His response was outstanding. He shed some weight – pounds and pounds of it – and increased the range of his pitch coverage. He also improved his “transitioning” – coaching jargon for the speed at which a forward hauls himself off the floor following a tackle or a ruck clear-out, gets himself “round the corner” and does it all over again.

“When I came back from the England tour of Argentina in 2013, we decided to go down the power road: I would try to be as destructive as I possibly could in a five-metre grid, so that anyone coming into my area would finish up second best,” he recalled. “The feedback I received this summer was that if I wanted to stake a real claim for England, to be something more than a substitute, I had to make a significant change.

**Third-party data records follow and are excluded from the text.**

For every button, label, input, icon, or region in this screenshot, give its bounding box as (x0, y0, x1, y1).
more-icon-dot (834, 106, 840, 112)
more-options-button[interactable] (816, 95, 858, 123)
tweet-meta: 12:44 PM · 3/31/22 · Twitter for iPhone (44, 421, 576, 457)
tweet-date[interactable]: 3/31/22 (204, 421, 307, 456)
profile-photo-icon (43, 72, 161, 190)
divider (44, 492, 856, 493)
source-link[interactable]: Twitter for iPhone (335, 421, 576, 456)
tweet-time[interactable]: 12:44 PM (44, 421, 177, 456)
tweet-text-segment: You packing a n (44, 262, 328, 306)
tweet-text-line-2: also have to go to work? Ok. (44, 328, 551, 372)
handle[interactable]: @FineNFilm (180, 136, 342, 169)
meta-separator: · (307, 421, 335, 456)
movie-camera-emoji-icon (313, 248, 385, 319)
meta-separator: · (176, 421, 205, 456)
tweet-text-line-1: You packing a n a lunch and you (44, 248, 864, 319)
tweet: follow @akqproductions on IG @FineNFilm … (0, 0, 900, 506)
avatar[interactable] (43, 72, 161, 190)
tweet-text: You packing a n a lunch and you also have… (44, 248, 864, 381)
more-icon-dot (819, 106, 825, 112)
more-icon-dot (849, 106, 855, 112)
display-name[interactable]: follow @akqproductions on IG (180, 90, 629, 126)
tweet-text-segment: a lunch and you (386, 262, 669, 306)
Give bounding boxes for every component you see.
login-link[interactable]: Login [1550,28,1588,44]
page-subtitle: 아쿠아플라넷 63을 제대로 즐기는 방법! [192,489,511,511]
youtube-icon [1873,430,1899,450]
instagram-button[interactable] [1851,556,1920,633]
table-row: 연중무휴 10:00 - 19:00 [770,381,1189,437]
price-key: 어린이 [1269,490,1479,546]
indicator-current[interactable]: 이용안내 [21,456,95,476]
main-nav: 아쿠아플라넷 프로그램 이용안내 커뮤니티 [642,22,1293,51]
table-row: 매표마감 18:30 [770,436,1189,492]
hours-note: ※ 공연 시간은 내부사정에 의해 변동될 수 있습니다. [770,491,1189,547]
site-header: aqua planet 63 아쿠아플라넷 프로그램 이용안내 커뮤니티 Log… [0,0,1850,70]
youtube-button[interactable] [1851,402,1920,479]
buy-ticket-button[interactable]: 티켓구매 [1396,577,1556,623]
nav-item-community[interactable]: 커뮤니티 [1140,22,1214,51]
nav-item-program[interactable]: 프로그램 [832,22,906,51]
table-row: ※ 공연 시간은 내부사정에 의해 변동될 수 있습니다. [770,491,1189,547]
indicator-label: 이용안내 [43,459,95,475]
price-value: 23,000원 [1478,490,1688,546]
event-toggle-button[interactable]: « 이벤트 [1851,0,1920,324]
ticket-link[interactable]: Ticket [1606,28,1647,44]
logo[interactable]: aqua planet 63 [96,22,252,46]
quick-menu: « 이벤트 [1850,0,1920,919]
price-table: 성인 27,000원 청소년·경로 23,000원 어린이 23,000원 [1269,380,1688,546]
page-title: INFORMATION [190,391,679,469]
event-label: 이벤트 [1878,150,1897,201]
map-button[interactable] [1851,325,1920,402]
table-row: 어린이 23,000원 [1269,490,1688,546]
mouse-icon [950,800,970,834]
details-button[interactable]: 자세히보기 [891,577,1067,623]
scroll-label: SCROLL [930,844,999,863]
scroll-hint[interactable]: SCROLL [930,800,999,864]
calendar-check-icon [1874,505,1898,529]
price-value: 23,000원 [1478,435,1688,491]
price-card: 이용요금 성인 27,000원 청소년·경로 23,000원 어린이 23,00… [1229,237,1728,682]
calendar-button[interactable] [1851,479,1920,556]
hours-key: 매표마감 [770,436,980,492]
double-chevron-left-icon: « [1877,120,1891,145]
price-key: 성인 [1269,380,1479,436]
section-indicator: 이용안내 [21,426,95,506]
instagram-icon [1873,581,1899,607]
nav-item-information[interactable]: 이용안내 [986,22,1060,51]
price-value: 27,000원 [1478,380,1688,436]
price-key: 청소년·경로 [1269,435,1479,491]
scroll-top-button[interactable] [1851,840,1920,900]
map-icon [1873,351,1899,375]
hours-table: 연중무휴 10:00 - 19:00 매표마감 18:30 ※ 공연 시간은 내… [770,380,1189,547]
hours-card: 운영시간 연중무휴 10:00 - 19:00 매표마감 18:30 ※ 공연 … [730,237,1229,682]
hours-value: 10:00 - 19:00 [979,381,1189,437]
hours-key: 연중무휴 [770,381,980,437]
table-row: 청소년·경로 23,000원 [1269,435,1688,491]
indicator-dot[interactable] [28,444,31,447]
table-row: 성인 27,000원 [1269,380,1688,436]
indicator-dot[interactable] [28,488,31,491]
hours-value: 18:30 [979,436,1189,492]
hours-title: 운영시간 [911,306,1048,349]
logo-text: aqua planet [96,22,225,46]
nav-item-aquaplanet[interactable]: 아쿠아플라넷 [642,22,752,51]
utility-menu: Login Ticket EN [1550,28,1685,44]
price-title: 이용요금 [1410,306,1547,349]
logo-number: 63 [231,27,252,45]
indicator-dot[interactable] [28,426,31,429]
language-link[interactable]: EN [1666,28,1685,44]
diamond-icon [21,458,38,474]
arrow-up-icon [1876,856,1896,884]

“So I’ve lost eight and a half kilos and looked at being more efficient in my running technique. I’ve rediscovered some of my old excitement. I’m a better decision-maker than I used to be, but I’m also playing with a touch of the inner child. It’s nice to be moving around the field a bit more.”

In short, it is the kind of game All Black locks have been playing for years, stretching right back to the 1995 World Cup, where the champions’ current exhilarating brand of attacking rugby had its genesis. The second-rowers in those days – Ian Jones, Robin Brooke – were hardly midgets, but they were not the biggest either. Today’s locks, Sam Whitelock and Brodie Retallick, are cut from similar cloth. They stack up well enough physically, but size is not their point of difference. Instead of ploughing furrows up the middle of the pitch in age-old fashion, these people roam far and wide, wreaking havoc as they go.

Not that Attwood is in awe of them. “There’s a whole psychology that surrounds playing the All Blacks,” he said, “based around the fact that they do stuff on the field that no one else can do. Well, that’s not true. I think we showed in the summer that it’s not true. They make mistakes, the same way everybody else makes them if you apply pressure in the right way.”